E così le ultime due palme del giardino “di Donatella” a Sanremo non ci sono più. Rimangono quattro palme basse nella parte di giardino comune, condominiale, tra gli eucalipti e l’olivo, ma chissà quanto dureranno anche loro…. Un vero flagello di Dio, il punteruolo rosso. Rhynchophorus ferrugineus è il nome scientifico: portatore di becco color ferro, più o meno; è un insetto molto bello, un grosso coleottero di color rossobruno brillante con macchie nere. Le larve, quelle che uccidono le palme, sono grasse e cicciotte e là dove il punteruolo è endemico, nel Sud-Est Asiatico, se le mangiano e fanno bene, sono sicuramente molto nutrienti.

Io non ho mai nascosto la mia scarsissima simpatia per le palme, che invece appassionano i veri sanremaschi (Donatella compresa), per i quali sono una parte della loro storia, esistono qui da secoli, ne vendevano le foglie alla curia papale per la Domenica delle Palme e agli ebrei di tutta Europa per le feste di Sukkot. E abbellivano la città quando qui si tenevano conferenze internazionali e venivano a svernare la zarina di Russia, il principe ereditario di Germania, il re del Siam… Il lungomare elegante della città si chiama Passeggiata Imperatrice in ricordo della zarina Maria Alexandrovna che per ringraziare la città che l’aveva ospitata donò le palme che adornano il lungomare medesimo.

Per me le Phoenix canariensis del giardino erano belle a vedersi ma sporcavano terribilmente e la loro manutenzione era costosa e impegnativa: nella chioma nidificano i topi, gli esemplari femmina producono centinaia di datteri (buoni per gli uccelli e i topi ma non per noi umani) che quando cadono a terra formano un tappeto di frutta marcia e appiccicosa, hanno spine lunghe dure e dolorose alla base dei rami e ogni pochi anni bisogna fare la potatura dei rami secchi, che costa non poco perché il potatore deve salire coi rampini su in alto e lo smaltimento di tutta ‘sta massa vegetale in discarica costa parecchio. Sinceramente, ora che ho pagato gli ultimi due capitozzamenti, d’ora in poi sarà un bel risparmio.

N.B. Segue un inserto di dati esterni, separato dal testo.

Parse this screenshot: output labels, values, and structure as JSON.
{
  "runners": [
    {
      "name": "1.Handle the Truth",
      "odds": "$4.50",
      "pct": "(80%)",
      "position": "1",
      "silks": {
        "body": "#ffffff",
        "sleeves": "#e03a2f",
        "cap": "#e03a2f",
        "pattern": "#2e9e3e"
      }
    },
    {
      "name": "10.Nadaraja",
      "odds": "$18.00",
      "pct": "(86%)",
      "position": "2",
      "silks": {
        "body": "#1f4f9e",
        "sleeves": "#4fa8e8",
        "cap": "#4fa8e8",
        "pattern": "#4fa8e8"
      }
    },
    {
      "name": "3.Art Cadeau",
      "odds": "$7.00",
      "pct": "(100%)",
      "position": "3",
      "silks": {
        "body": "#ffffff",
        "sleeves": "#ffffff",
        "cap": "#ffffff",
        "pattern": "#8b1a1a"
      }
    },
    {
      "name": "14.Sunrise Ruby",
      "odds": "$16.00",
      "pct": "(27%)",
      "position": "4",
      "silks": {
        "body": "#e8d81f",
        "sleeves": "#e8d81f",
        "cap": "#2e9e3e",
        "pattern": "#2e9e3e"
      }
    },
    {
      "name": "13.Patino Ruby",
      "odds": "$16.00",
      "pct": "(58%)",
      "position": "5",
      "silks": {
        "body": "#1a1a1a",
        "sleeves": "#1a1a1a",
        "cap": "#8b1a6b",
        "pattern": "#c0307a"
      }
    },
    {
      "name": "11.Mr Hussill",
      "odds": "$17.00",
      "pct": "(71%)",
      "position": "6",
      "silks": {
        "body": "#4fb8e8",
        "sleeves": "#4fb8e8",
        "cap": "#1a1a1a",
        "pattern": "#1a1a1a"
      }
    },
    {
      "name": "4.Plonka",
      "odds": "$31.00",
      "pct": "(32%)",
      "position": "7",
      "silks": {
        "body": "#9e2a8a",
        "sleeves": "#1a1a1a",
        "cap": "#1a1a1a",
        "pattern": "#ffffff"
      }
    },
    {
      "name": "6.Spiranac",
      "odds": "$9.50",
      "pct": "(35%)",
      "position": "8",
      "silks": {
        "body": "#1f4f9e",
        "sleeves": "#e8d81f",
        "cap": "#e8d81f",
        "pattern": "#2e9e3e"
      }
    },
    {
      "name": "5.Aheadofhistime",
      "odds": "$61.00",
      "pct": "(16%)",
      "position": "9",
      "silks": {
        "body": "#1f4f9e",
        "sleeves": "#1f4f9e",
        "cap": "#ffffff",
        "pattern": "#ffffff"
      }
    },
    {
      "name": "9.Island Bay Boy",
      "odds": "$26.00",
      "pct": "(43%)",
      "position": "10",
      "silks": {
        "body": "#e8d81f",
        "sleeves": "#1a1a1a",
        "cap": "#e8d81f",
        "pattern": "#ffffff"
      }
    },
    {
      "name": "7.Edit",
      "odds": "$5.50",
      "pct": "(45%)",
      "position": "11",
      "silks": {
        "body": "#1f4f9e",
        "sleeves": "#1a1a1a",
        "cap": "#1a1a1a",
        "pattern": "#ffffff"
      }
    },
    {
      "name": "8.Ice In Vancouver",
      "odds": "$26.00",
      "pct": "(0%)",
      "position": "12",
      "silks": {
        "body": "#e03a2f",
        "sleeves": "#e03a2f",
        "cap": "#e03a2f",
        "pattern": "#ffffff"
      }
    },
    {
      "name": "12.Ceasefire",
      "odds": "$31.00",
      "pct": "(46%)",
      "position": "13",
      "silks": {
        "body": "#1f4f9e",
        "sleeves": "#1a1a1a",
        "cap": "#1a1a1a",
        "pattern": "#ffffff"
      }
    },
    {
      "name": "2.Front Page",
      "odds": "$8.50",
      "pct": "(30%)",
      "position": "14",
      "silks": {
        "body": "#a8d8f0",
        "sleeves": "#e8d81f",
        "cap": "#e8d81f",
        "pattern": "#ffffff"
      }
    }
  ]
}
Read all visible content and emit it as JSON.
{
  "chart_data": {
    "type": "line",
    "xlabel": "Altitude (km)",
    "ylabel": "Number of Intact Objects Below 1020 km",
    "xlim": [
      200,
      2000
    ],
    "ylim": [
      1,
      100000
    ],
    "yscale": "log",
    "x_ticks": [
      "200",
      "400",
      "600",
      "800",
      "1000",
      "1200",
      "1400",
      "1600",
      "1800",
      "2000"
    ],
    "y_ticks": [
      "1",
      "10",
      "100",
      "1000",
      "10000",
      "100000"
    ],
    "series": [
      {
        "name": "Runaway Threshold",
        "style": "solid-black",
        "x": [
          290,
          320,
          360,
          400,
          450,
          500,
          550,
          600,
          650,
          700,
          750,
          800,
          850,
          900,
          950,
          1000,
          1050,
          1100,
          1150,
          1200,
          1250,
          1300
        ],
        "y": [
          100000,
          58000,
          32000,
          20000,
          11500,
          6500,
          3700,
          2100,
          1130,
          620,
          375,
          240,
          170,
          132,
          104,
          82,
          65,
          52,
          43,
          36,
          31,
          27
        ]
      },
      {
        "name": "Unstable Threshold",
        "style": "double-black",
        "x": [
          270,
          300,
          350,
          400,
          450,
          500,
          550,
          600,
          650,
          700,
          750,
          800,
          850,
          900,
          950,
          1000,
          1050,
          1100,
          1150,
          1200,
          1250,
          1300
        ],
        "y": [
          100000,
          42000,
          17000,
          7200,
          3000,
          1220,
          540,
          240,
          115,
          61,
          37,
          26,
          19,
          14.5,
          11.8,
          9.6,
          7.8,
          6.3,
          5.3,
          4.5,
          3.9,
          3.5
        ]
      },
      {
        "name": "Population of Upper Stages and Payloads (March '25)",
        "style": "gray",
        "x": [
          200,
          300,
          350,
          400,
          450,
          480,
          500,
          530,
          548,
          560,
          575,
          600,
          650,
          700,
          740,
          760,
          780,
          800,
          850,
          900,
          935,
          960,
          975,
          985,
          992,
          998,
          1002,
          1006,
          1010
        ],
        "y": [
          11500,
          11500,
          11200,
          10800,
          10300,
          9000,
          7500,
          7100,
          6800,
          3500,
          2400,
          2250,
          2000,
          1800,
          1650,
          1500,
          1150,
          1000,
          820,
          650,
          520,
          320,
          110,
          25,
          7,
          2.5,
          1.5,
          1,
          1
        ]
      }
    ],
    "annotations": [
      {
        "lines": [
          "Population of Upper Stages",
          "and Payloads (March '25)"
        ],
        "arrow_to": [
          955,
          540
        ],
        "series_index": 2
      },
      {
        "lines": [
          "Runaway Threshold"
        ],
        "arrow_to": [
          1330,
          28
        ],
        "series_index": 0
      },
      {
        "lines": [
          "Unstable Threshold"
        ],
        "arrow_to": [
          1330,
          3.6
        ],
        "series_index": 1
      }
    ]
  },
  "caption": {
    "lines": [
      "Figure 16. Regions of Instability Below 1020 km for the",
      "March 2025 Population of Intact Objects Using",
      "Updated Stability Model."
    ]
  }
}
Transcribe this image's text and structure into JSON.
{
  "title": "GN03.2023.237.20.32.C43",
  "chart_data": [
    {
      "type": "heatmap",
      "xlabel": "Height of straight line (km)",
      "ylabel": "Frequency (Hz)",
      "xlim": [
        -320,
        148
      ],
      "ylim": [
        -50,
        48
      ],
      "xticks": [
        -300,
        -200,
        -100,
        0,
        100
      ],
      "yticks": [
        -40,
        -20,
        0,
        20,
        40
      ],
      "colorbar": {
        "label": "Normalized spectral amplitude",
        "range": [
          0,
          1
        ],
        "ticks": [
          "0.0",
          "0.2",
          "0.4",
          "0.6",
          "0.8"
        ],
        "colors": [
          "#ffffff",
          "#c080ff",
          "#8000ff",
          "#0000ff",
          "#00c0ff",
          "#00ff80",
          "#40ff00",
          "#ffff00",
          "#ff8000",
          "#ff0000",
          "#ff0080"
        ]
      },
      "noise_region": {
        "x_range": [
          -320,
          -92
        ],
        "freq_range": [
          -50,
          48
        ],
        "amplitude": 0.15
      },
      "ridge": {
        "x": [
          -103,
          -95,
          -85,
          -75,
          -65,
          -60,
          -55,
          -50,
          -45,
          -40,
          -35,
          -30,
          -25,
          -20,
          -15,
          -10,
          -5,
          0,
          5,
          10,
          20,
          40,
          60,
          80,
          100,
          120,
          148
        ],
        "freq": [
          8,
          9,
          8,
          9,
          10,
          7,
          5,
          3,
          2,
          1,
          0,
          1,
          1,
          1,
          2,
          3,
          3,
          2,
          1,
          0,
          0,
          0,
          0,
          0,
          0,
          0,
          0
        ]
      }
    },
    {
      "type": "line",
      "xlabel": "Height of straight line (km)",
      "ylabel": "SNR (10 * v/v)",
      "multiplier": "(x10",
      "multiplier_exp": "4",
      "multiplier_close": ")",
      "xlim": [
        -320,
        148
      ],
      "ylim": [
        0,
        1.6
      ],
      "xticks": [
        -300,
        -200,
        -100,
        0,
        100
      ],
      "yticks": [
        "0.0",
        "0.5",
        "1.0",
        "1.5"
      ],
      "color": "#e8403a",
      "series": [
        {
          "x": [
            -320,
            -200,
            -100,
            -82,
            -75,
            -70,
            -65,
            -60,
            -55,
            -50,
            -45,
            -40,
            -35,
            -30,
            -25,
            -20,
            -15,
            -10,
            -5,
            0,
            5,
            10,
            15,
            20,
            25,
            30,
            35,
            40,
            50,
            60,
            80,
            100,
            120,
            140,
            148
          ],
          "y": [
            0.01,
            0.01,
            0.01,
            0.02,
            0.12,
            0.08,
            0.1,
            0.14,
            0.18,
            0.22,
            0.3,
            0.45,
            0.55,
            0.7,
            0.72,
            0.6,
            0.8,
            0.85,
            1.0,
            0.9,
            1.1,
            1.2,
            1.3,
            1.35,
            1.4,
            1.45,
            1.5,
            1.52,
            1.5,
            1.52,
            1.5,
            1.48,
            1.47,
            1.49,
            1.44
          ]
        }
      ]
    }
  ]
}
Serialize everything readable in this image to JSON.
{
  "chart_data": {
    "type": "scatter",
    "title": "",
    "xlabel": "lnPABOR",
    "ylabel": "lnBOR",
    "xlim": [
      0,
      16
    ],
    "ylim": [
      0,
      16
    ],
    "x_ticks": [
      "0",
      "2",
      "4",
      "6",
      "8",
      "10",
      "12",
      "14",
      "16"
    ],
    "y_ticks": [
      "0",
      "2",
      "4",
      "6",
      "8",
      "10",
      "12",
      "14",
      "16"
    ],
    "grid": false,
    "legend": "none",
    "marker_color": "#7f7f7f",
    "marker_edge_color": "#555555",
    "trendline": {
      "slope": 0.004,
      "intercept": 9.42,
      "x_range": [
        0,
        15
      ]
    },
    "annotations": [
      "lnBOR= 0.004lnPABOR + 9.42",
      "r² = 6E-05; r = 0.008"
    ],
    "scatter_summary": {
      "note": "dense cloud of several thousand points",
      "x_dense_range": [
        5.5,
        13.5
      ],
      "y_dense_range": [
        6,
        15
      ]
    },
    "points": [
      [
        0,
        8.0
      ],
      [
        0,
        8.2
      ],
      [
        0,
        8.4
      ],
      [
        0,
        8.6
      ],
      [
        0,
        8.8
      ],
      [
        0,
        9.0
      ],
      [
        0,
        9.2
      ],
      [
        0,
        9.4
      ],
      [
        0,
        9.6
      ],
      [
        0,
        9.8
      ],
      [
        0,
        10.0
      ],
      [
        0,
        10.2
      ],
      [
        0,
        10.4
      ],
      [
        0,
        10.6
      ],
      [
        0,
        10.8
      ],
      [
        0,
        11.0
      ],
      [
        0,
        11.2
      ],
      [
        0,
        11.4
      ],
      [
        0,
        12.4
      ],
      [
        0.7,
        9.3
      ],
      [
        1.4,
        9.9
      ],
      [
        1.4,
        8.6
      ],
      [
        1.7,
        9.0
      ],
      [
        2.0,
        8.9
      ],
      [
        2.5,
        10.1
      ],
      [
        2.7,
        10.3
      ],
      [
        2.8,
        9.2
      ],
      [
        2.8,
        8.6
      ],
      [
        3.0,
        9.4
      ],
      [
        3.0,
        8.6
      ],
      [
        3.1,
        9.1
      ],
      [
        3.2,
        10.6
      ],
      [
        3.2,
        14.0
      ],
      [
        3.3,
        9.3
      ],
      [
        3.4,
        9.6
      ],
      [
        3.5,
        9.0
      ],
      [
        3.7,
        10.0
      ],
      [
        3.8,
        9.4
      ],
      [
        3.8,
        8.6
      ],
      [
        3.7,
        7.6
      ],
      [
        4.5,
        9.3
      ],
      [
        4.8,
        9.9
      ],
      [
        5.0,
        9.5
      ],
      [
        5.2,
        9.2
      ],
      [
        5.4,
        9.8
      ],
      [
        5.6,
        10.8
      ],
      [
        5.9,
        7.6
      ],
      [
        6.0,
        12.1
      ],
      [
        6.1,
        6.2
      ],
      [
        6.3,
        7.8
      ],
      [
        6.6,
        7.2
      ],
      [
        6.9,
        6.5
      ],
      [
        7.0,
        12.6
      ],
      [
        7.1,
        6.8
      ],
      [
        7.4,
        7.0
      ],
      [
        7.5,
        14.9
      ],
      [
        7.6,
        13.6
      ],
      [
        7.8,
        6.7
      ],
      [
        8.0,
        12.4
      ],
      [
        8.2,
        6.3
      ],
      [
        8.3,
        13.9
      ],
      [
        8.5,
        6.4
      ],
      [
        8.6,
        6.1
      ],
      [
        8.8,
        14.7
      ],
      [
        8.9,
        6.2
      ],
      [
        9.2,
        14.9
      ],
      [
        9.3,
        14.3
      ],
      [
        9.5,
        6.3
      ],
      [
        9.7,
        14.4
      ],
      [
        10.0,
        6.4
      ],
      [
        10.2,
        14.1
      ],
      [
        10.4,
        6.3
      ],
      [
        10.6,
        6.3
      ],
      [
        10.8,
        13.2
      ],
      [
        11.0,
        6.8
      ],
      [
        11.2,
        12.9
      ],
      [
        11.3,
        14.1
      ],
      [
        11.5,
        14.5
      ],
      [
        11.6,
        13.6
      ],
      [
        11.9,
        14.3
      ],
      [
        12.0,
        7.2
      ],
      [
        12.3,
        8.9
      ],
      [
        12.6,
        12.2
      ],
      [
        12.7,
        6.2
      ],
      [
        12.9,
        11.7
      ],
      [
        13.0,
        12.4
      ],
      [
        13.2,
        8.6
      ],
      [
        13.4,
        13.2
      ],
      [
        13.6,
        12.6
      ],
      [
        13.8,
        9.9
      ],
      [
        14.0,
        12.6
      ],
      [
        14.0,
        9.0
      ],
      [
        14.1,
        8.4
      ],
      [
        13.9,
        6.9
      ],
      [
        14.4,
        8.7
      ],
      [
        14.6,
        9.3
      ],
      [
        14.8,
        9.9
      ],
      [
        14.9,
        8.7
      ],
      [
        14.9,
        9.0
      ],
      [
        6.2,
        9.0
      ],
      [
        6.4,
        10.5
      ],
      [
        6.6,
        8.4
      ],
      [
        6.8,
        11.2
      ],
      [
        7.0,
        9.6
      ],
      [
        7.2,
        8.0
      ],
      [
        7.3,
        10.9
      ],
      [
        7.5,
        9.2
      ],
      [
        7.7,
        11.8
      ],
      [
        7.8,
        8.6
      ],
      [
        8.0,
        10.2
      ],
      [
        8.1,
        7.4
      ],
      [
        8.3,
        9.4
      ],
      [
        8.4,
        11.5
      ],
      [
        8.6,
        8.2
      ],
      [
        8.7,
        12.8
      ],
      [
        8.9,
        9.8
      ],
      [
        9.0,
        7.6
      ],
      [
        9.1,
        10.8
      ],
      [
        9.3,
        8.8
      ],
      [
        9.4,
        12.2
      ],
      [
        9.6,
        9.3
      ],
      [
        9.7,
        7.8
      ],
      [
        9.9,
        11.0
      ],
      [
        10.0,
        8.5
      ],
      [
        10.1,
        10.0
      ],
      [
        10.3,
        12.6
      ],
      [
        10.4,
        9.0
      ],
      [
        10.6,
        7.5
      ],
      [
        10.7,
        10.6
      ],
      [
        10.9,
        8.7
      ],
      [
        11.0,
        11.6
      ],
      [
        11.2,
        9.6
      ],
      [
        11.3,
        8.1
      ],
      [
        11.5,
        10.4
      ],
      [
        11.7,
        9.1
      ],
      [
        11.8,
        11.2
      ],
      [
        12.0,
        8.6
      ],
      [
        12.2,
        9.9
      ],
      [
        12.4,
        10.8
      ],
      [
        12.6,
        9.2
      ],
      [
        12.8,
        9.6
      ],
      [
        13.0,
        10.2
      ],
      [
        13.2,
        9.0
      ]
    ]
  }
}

E comunque lo spazio aereo lasciato libero dalle palme non rimarrà libero a lungo perché alberi adolescenti fremono per conquistarsi la luce e l’aria disponibili: ci sono il nespolo (seminato nel 2002 e oggi alto tre metri ma un po’ esilino), il Secondo Pruno e il Secondo Olivo (nati spontanei una dozzina di anni fa), c’è un piccolo pino d’Aleppo forse figlio del Pino Storto, c’è un ragazzino allampanato dalle foglie chiare caduche nato tre anni fa che sospetto sia un olmo, arrivato da chissà dove… Questo giardino giungla era e giungla rimarrà, anche senza palme. In fondo si tratta del solito “mors tua vita mea” che fa funzionare l’universo da quando esso esiste.

Per cui tutto bene? Dal punto di vista giardinesco tutto bene, ma emotivamente assai meno. È un altro capitolo della vita che si conclude. Le palme, a prescindere da ciò che ne pensavo, erano l’elemento più forte del giardino. Ora sarà diverso. È normale che la vita continui attraverso i cambiamenti ma ogni cambiamento forte ha un impatto emotivo che richiede un po’ di tempo per essere metabolizzato. Oggi mi dispiace non aver amato le palme come amo tutti gli altri alberi di quel giardino, compresi i due immensi eucalipti che pur sporcano il terreno intorno come un branco di elefanti. Mi dispiace anche verso Donatella che si rattristava quando constatava la mia antipatia verso le “sue palme”. So bene che i rimpianti, sempre inevitabili quando l’interlocutore non c’è ormai più, non servono proprio a niente, però oggi chiedo scusa a loro e a lei, alle palme e alla loro signora. Ma quanto valgono le scuse postume??